9. Choose the version or versions of the Files Advanced mobile that you would like your users to download and install on their device. You may choose iOS, Android, or Both. If you are using Files Advanced for Good Dynamics, you can select that option and your users will only be directed to download the Good Dynamics version of the Files Advanced mobile.
10. Press Send.

    Note: If you get an error message when sending, confirm that the SMTP settings in the SMTP tab under General Settings are correct. Also, if you're using Secure connection, verify that the certificate you are using matches the host name of your SMTP server.

Inviting users previously enrolled by mobilEcho 4.5 or earlier

mobilEcho 2.X did not require a PIN number to enroll a client in the Client Management system. There are two options for migrating mobilEcho 2.X clients to the Files Advanced management system. By default, mobilEcho servers that are upgraded from 2.X allow clients previously managed by the 2.X server to auto-enroll and appear in the Files Advanced Devices list without having to enter a PIN number. If you would like to ensure that all devices accessing the system have enrolled with a PIN number, you can disable this setting. In that case, if the user doesn't have User can remove Mobile Client from management privileges, the user will need to delete Files Advanced from their device and reinstall a new copy from the App Store before they can enroll using a PIN number.

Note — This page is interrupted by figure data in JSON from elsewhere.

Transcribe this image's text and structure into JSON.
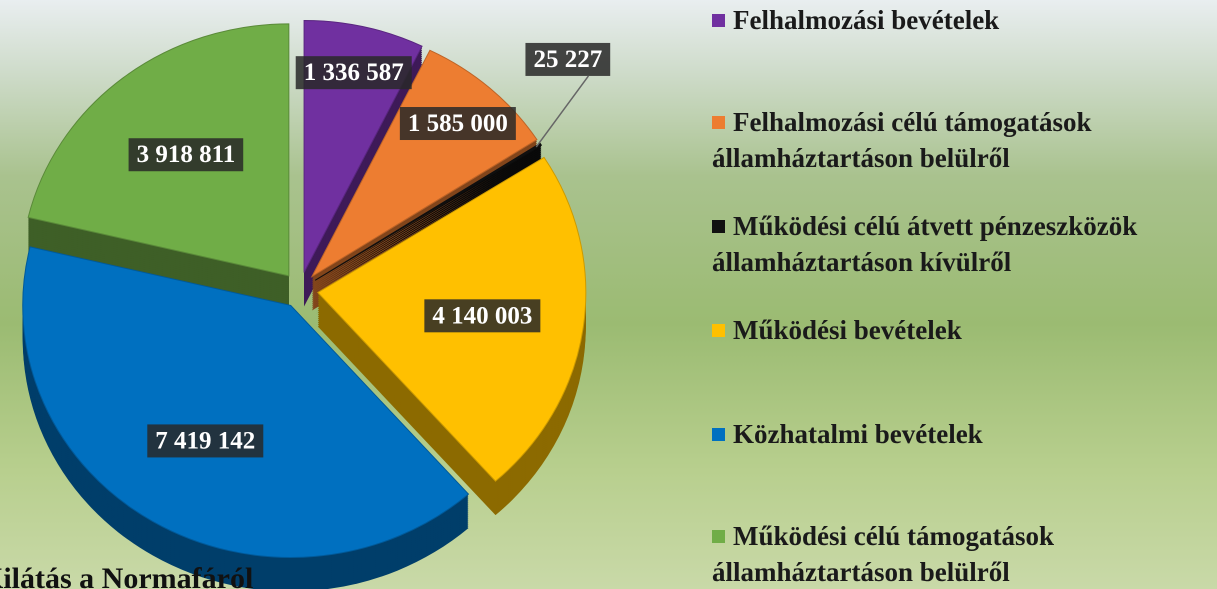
{
  "chart_data": {
    "type": "pie",
    "series": [
      {
        "name": "Felhalmozási bevételek",
        "color": "#7030a0",
        "values": [
          1336587
        ],
        "value_labels": [
          "1 336 587"
        ]
      },
      {
        "name": "Felhalmozási célú támogatások államháztartáson belülről",
        "color": "#ed7d31",
        "values": [
          1585000
        ],
        "value_labels": [
          "1 585 000"
        ]
      },
      {
        "name": "Működési célú átvett pénzeszközök államháztartáson kívülről",
        "color": "#111111",
        "values": [
          25227
        ],
        "value_labels": [
          "25 227"
        ]
      },
      {
        "name": "Működési bevételek",
        "color": "#ffc000",
        "values": [
          4140003
        ],
        "value_labels": [
          "4 140 003"
        ]
      },
      {
        "name": "Közhatalmi bevételek",
        "color": "#0070c0",
        "values": [
          7419142
        ],
        "value_labels": [
          "7 419 142"
        ]
      },
      {
        "name": "Működési célú támogatások államháztartáson belülről",
        "color": "#70ad47",
        "values": [
          3918811
        ],
        "value_labels": [
          "3 918 811"
        ]
      }
    ],
    "caption": "Kilátás a Normafáról"
  }
}
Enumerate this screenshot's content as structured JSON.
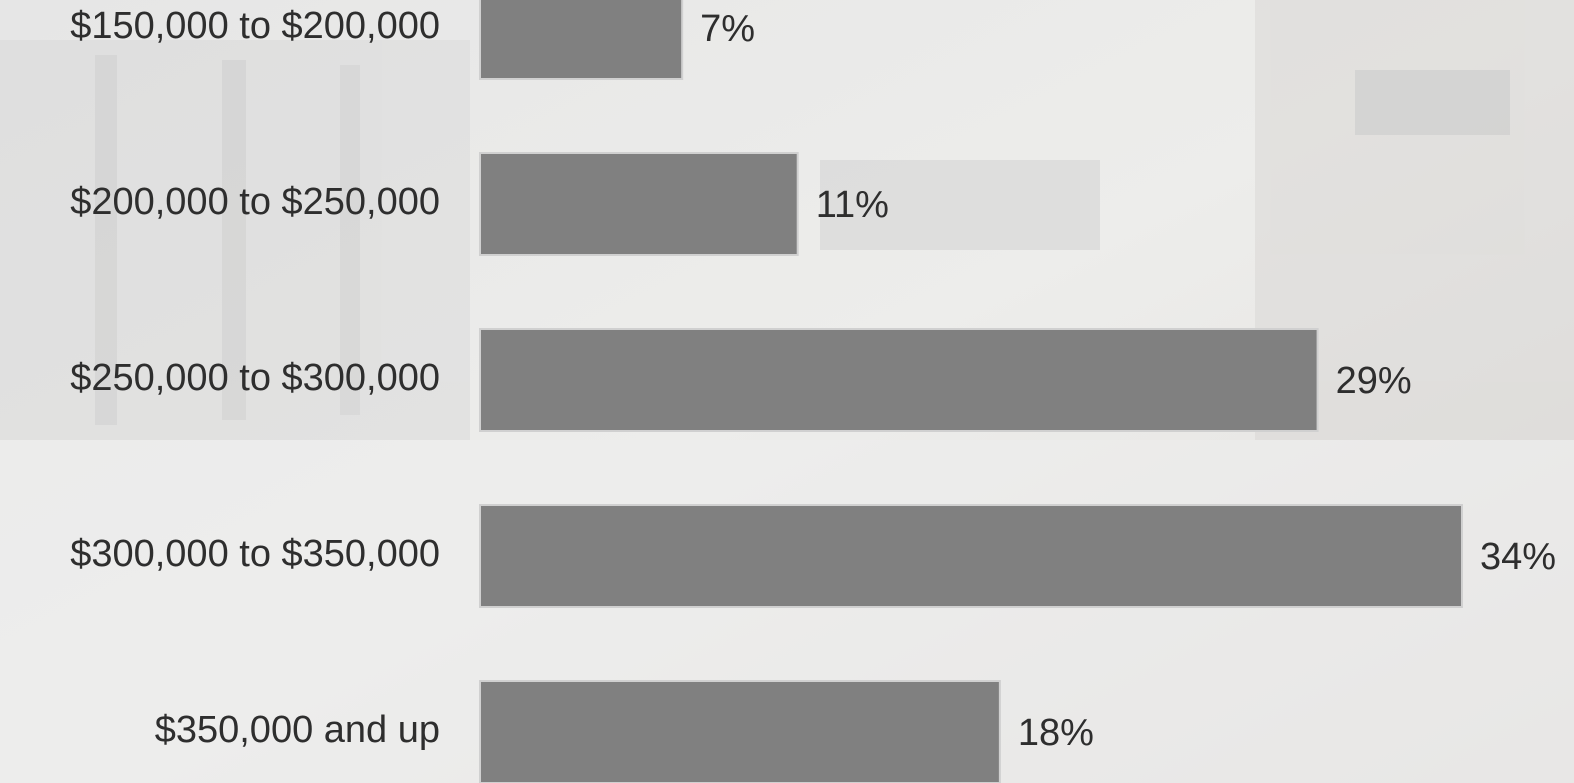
{
  "chart_data": {
    "type": "bar",
    "orientation": "horizontal",
    "categories": [
      "$150,000 to $200,000",
      "$200,000 to $250,000",
      "$250,000 to $300,000",
      "$300,000 to $350,000",
      "$350,000 and up"
    ],
    "values": [
      7,
      11,
      29,
      34,
      18
    ],
    "value_labels": [
      "7%",
      "11%",
      "29%",
      "34%",
      "18%"
    ],
    "color": "#808080"
  }
}
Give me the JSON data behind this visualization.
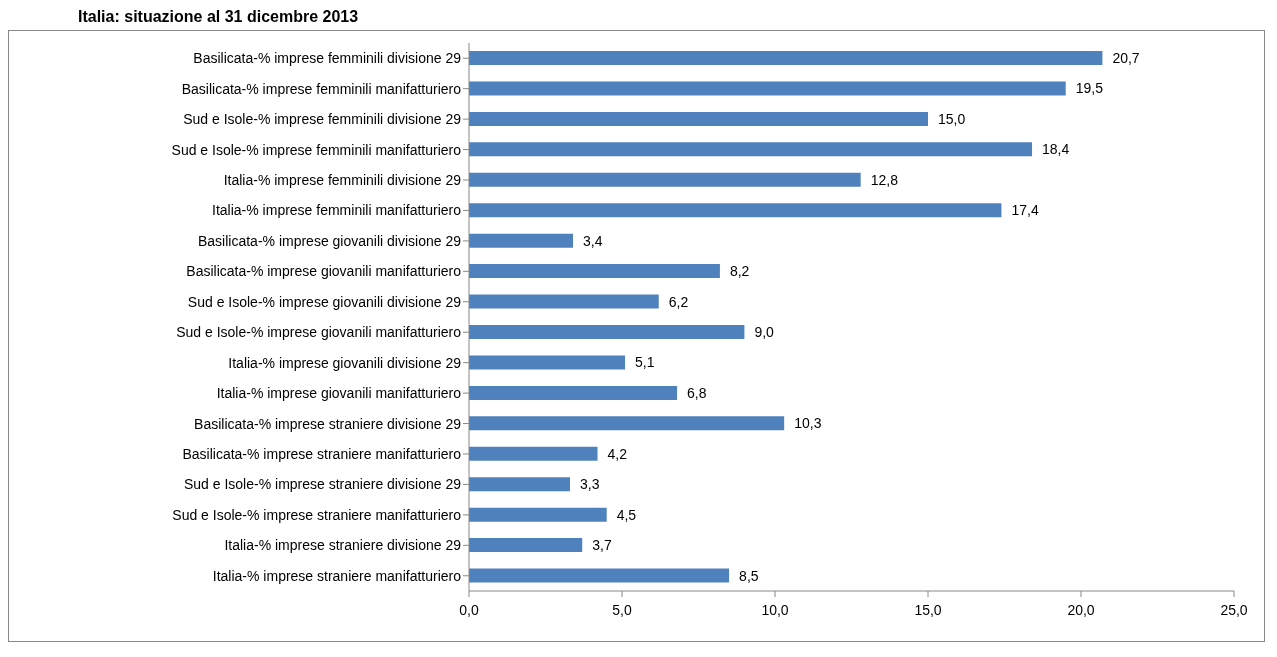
{
  "chart_data": {
    "type": "bar",
    "orientation": "horizontal",
    "title": "Italia: situazione al 31 dicembre 2013",
    "categories": [
      "Basilicata-% imprese femminili divisione 29",
      "Basilicata-% imprese femminili manifatturiero",
      "Sud e Isole-% imprese femminili divisione 29",
      "Sud e Isole-% imprese femminili manifatturiero",
      "Italia-% imprese femminili divisione 29",
      "Italia-% imprese femminili manifatturiero",
      "Basilicata-% imprese giovanili divisione 29",
      "Basilicata-% imprese giovanili manifatturiero",
      "Sud e Isole-% imprese giovanili divisione 29",
      "Sud e Isole-% imprese giovanili manifatturiero",
      "Italia-% imprese giovanili divisione 29",
      "Italia-% imprese giovanili manifatturiero",
      "Basilicata-% imprese straniere divisione 29",
      "Basilicata-% imprese straniere manifatturiero",
      "Sud e Isole-% imprese straniere divisione 29",
      "Sud e Isole-% imprese straniere manifatturiero",
      "Italia-% imprese straniere divisione 29",
      "Italia-% imprese straniere manifatturiero"
    ],
    "values": [
      20.7,
      19.5,
      15.0,
      18.4,
      12.8,
      17.4,
      3.4,
      8.2,
      6.2,
      9.0,
      5.1,
      6.8,
      10.3,
      4.2,
      3.3,
      4.5,
      3.7,
      8.5
    ],
    "value_labels": [
      "20,7",
      "19,5",
      "15,0",
      "18,4",
      "12,8",
      "17,4",
      "3,4",
      "8,2",
      "6,2",
      "9,0",
      "5,1",
      "6,8",
      "10,3",
      "4,2",
      "3,3",
      "4,5",
      "3,7",
      "8,5"
    ],
    "color": "#4f81bd",
    "xlim": [
      0,
      25
    ],
    "xticks": [
      {
        "value": 0,
        "label": "0,0"
      },
      {
        "value": 5,
        "label": "5,0"
      },
      {
        "value": 10,
        "label": "10,0"
      },
      {
        "value": 15,
        "label": "15,0"
      },
      {
        "value": 20,
        "label": "20,0"
      },
      {
        "value": 25,
        "label": "25,0"
      }
    ],
    "grid": false
  }
}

Also note that when this auto-enroll setting is enabled, it will be possible to do an iTunes backup of a device running a managed version of mobilEcho 2.X or 3.0, restore that backup to a new device, and as long as the user has the active directory username and password for the associated account, that new device can be automatically enrolled in client management without a PIN number.

It is recommended that you disable the auto-enroll setting after your previously managed clients have all accessed the management server for the first time. They will appear in the Devices list when this happens.

To allow mobilEcho clients that were already enrolled in mobilEcho 2.X Client Management to automatically enroll after your mobilEcho Client Management server is upgraded to the Files Advanced Server, enable the Allow mobilEcho clients previously managed by 2.X servers and managed mobilEcho clients restored to new devices to auto-enroll without PIN setting.